The Streets Of London – Part One Hundred And Four
Hare Place, EC4
Today Hare Place is not much to look at, a little side alley which runs from the southern side of Fleet Street into Old Mitre Court, a matter of a few yards. I used to walk through the alley on my way to El Vino’s which fronts on to Fleet Street and runs along Hare Place. The wine bar had a seedy feel to it, at least in the first decade of the 21st century, its heyday long past, when journalists from the Fleet Street would congregate. There were still some old telephones in situ down which, I fondly imagined, some correspondent would file their copy to an eager sub-editor before settling back down to their glass of wine.
El Vino’s in Fleet Street was one of five established in London by Alfred Bower, a free vintner which meant that he was able to sell wine without the need to hold a licence. This loophole in the law was not closed until as recently as 2005. The interior of the Fleet Street bar was full of mirrors which made it seem roomier than it actually was, a testament to its former life when it was a Hall of Mirrors. I had always put any visual distortions down to the amount of wine I had consumed but it may have been the mirrors, after all.
The bars originally traded under Bowers’ own name but in 1915 he developed some political ambitions, wishing to become Lord Mayor of London and sought election as an Alderman. He was informed, discretely as was the custom in those days, that if he sought political office, he would need to stop trading in the City as Bower’s. El Vino was the registered trademark of the firm’s sherries and so, in 1923, the bars were rebranded as such. Bower achieved his ambition, becoming Lord Mayor between 1924 and 1925. In 2015 El Vino’s were taken over by Davy’s.

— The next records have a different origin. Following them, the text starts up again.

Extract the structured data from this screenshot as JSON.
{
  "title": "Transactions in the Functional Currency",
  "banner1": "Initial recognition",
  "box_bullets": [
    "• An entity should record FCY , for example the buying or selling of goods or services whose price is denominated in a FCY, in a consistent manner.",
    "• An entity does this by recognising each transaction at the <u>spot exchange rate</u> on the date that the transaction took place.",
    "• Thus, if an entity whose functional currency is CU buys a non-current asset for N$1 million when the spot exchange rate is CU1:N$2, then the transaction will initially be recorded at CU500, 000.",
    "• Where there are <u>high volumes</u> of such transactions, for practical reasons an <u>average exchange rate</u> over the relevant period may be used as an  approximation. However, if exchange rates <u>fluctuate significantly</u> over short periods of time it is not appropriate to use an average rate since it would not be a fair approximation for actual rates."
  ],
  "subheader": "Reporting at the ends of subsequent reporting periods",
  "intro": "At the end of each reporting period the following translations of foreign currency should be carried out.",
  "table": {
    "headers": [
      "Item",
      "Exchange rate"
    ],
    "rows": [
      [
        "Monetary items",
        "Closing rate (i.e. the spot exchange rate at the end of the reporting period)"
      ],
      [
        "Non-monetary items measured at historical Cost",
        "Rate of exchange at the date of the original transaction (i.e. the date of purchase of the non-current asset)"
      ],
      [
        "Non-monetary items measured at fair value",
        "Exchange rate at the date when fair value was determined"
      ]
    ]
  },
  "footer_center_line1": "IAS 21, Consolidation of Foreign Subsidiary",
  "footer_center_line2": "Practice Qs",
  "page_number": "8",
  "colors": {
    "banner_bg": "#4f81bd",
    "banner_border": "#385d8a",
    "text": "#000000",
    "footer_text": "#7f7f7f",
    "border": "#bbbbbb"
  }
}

Hare Place is now what is left of a much longer street, Hare Alley, which ran along the boundary between the Serjeant’s Inn on Fleet Street to some buildings at its western end. It may have taken its name, as the nearby Hare Court does, from Sir Nicholas Hare, a Master of the Rolls from 1553 to 1557. There were two inns of the Serjeants-at-Law in London, one dating from 1416 in Chancery Lane and the other in Fleet Street, occupied from 1443. The Serjeants, an order of elite barristers, surrendered their lease on the Fleet Street premises in 1730 when the two inns merged. In 1737 the lease was acquired by the Amicable Society for a Perpetual Assurance Office, the world’s first life insurance company.
As is the way with life insurance companies, they built a rather splendid headquarters on the site, designed by Robert Adams. It was destroyed during the blitz in 1941 as was much of the surrounding area. The Serjeants sold their Chancery Lane premises in 1877 and although the order was not formally dissolved then, the members divvied up the proceeds between them, the last member, Lord Lindley dying in 1921.
The post-Second World War development of the area was not kind to Hare Place, the expansion of Mitre Court encroaching considerably on its turf, leaving it as the small ginnel that it is today. But for me it has a special place in my heart, as I raced up it in eager anticipation of a piece of El Vino’s delicious Dundee cake, washed down by a glass (or two) of Tokaji.